A pesar de las sonrisas y la entonación, premeditadamente pueril y engolada, Gregorio descubrió una suerte de ansia en el gesto de Isabel.

—Lo prometo —subió la mano derecha a la altura del hombro—. Isabel será mi mejor amigo. No tendré con ella pensamientos secretos. Seré fiel, alegre, casi nada egoísta y, de vez en cuando, le diré que tiene el pelo bonito. La ayudaré en todo y le pediré ayuda cuando la necesite.

—Gregorio… —dejó de sonreír—. Eres encantador. Mis catorce años de diferencia me permiten ver todo lo que vales. Bien, yo también lo prometo —sus dedos le rozaron una instantánea caricia— y que Dios no te estropee nunca. Ahora, suelta todos tus secretos.

—Estás haciendo trampa.

En la veranda apareció don Eduardo. Isabel y Gregorio se levantaron.
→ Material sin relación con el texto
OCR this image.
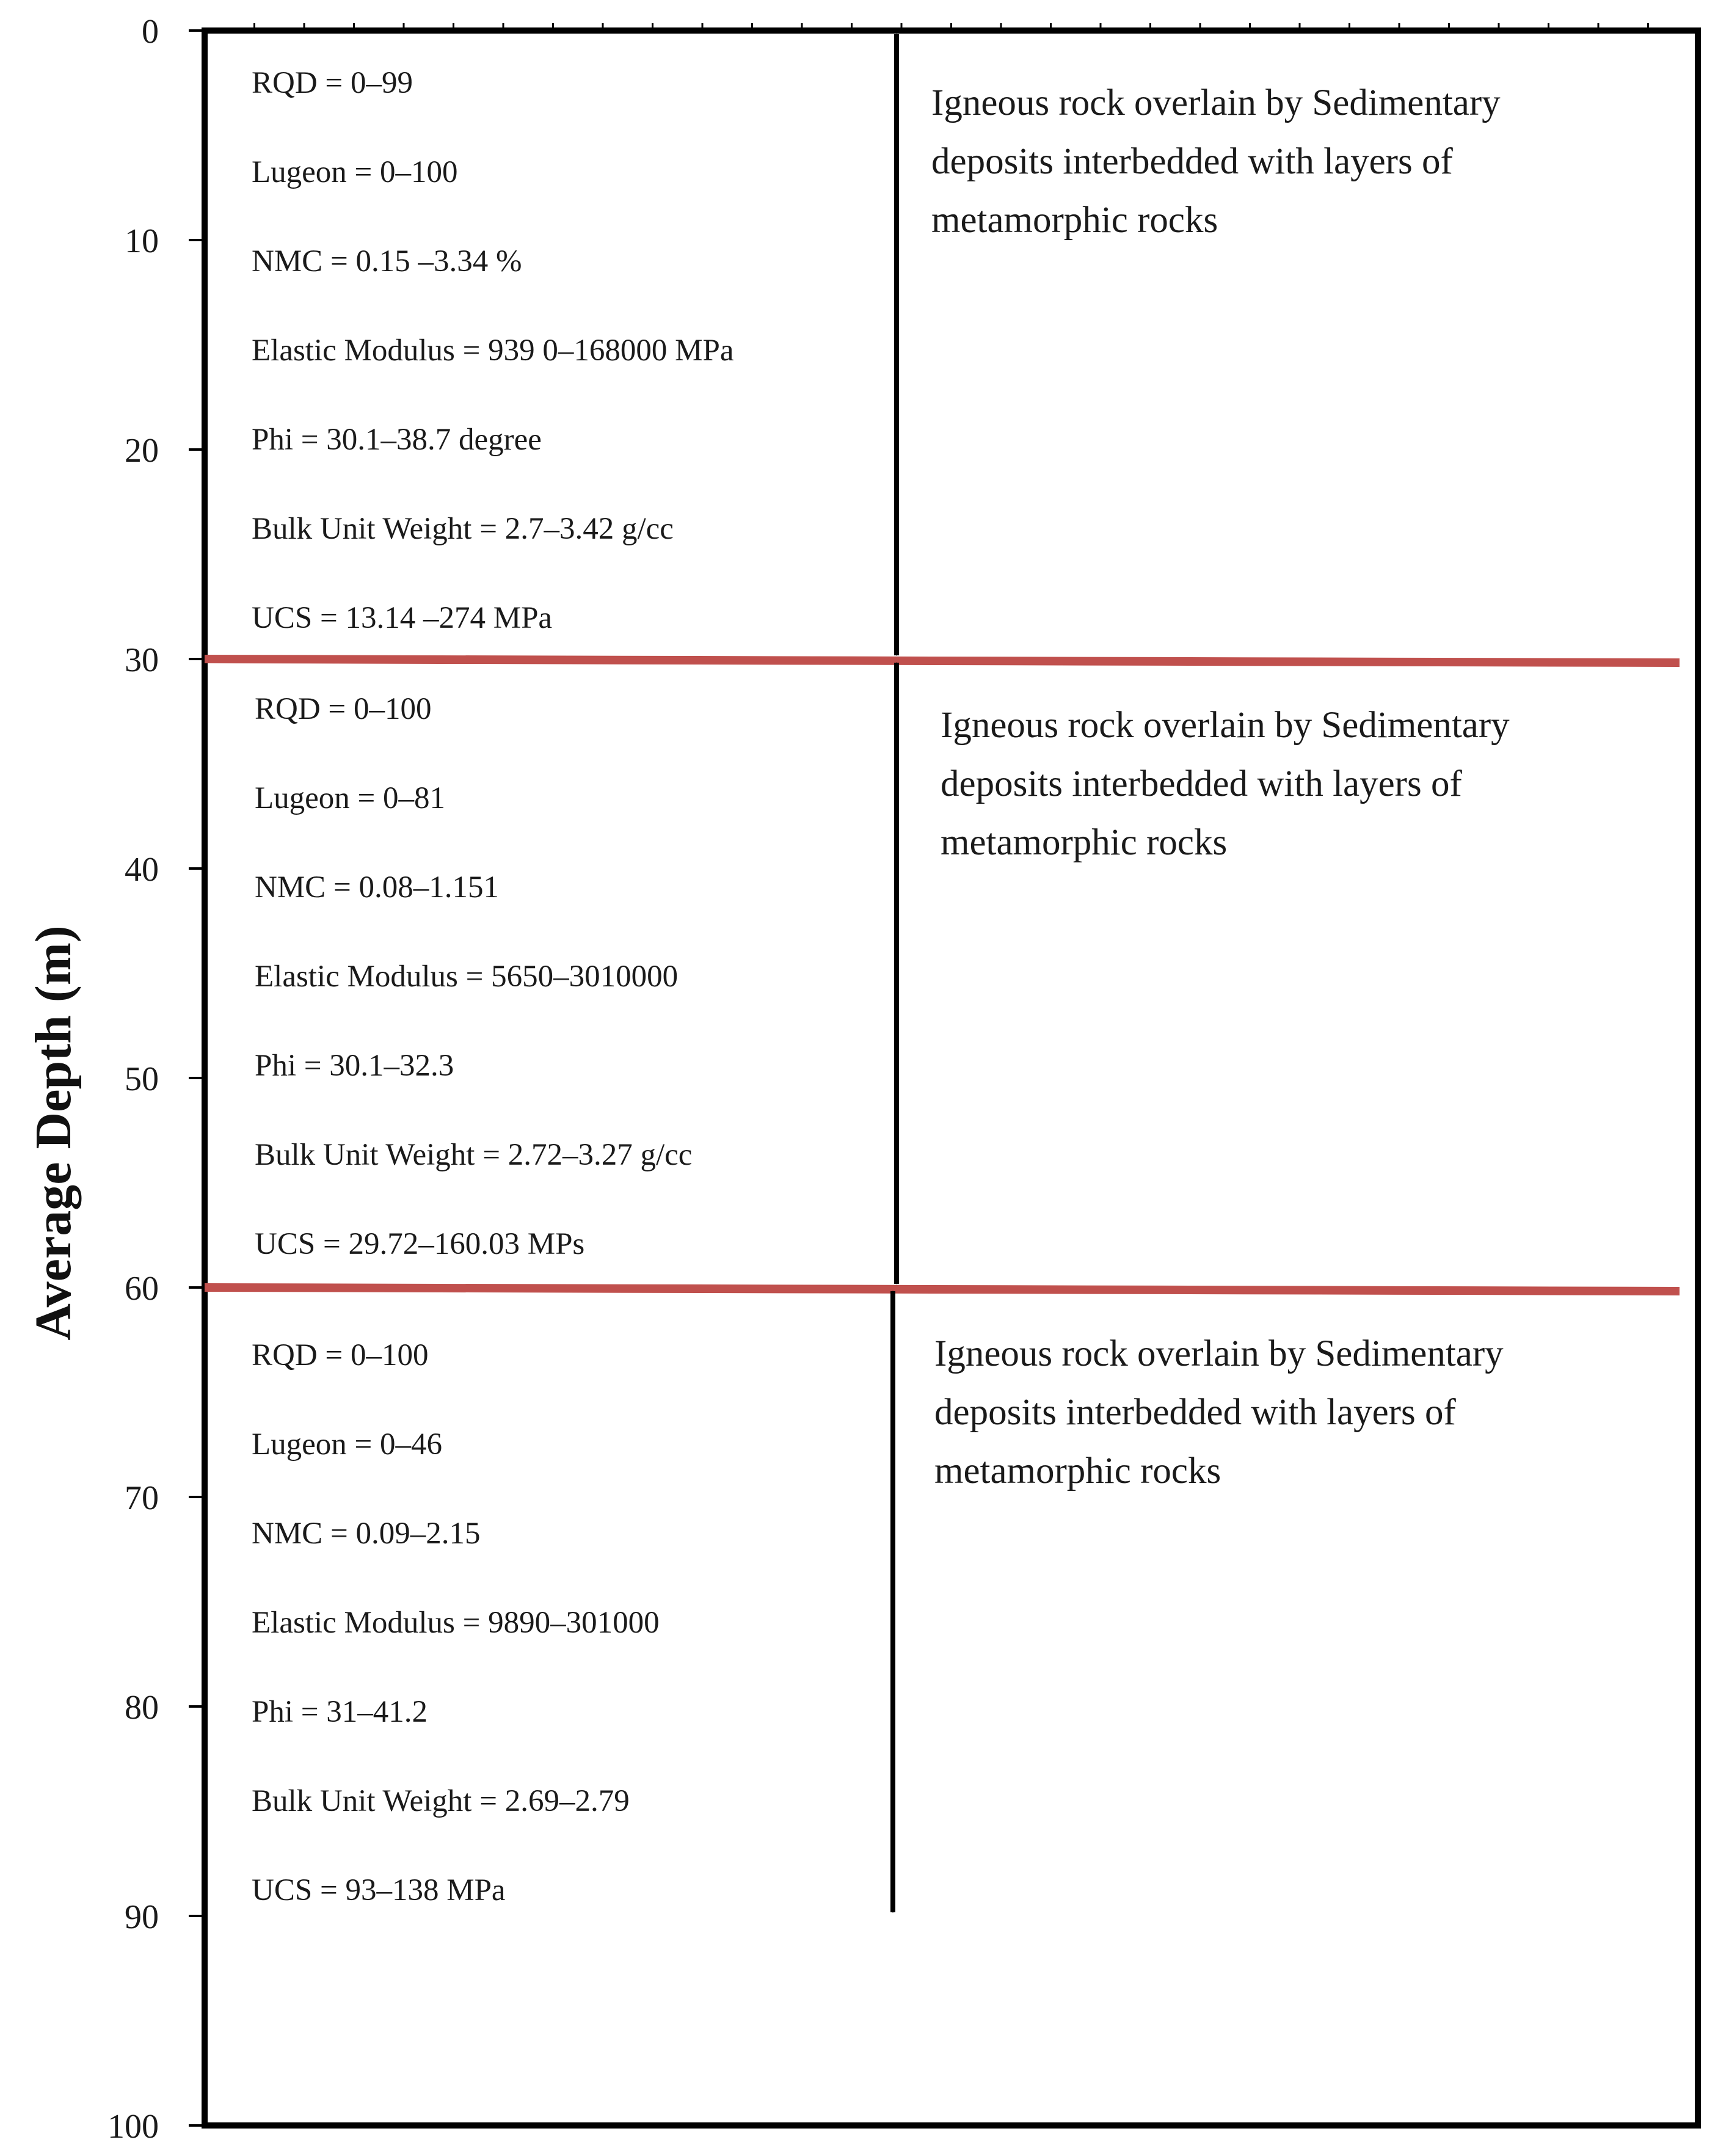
0
10
20
30
40
50
60
70
80
90
100
RQD = 0–99
Lugeon = 0–100
NMC = 0.15 –3.34 %
Elastic Modulus = 939 0–168000 MPa
Phi = 30.1–38.7 degree
Bulk Unit Weight = 2.7–3.42 g/cc
UCS = 13.14 –274 MPa
RQD = 0–100
Lugeon = 0–81
NMC = 0.08–1.151
Elastic Modulus = 5650–3010000
Phi = 30.1–32.3
Bulk Unit Weight = 2.72–3.27 g/cc
UCS = 29.72–160.03 MPs
RQD = 0–100
Lugeon = 0–46
NMC = 0.09–2.15
Elastic Modulus = 9890–301000
Phi = 31–41.2
Bulk Unit Weight = 2.69–2.79
UCS = 93–138 MPa
Igneous rock overlain by Sedimentary
deposits interbedded with layers of
metamorphic rocks
Igneous rock overlain by Sedimentary
deposits interbedded with layers of
metamorphic rocks
Igneous rock overlain by Sedimentary
deposits interbedded with layers of
metamorphic rocks
Average Depth (m)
—¿Qué significa esa bolsa en tus manos, Isabel? ¿No pretenderéis marcharos?

—Pero si es tardísimo.

—Exacto. Y por eso, dentro de unos minutos podremos ya comer.

—Ah, no, no, no.

—Convéncela tú, Gregorio.

—En realidad, yo tampoco debo quedarme. Por Adela.

Don Eduardo les acompañó al interior de la casa y, una vez que se hubieron vestido, les insistió a que bebiesen algo.

—No me ha valido de mucho tener dos hijos. La una se me casa y el otro se me dedica a concertar tratados y piropear embajadoras en plena Asia, dejándome unos amigos que siempre tienen prisa.

—Un día de estos vendré a comer contigo.

—Isabel disfruta ilusionándome. Tú, Gregorio, ya sabes donde tienes una casa abierta a todas horas. Y no dejes de presentarme a tu padre, cuando venga. He oído hablar mucho de él.

Les estrechó la mano con fuerza y les acompañó hasta el automóvil de Isabel.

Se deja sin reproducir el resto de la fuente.